Liposomes have been considered as the boundary lubricant in natural joints. They are also the main component of bionic lubricant. In this study, the tribological properties of liposomes on Ti6Al4V/polymer surface were studied by atomic force microscope (AFM) at the nanoscale. The superlubricity with a friction coefficient of 0.007 was achieved under the maximal pressure of 15 MPa, consisting with the lubrication condition of natural joints. Especially, when the AFM probe was hydrophilically modified and pre-adsorbed, the friction coefficient and load bearing capacity could be further improved. In addition, probe with large radius could maintain the stable lubrication of liposomes in the contact zone.
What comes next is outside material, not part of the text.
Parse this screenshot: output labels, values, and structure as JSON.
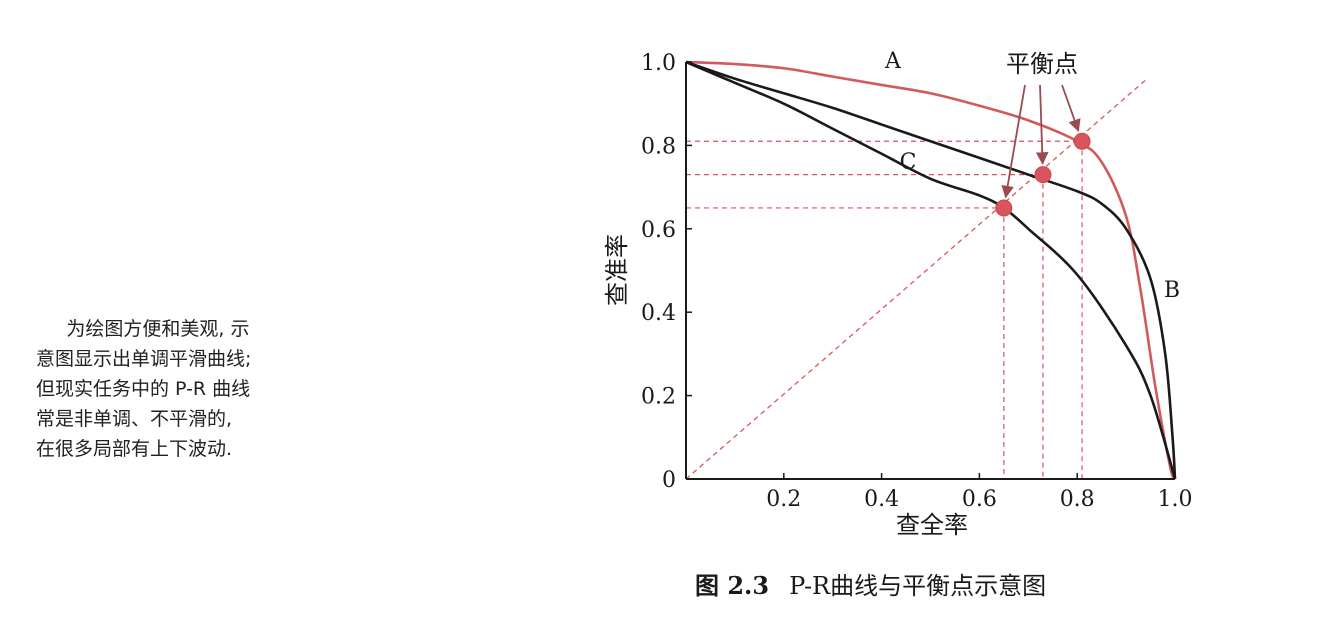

Finally, an optimal lubrication model of liposomes was established and the critical force for superlubricity was also proposed. It was the boundary between elastic deformation and plastic deformation for vesicles. It was also the indicator of plough effect appearing on the adsorbed layer. This work reveals the interfacial behavior of liposomes and realizes the controllable superlubricity system, providing more guidance for clinical application.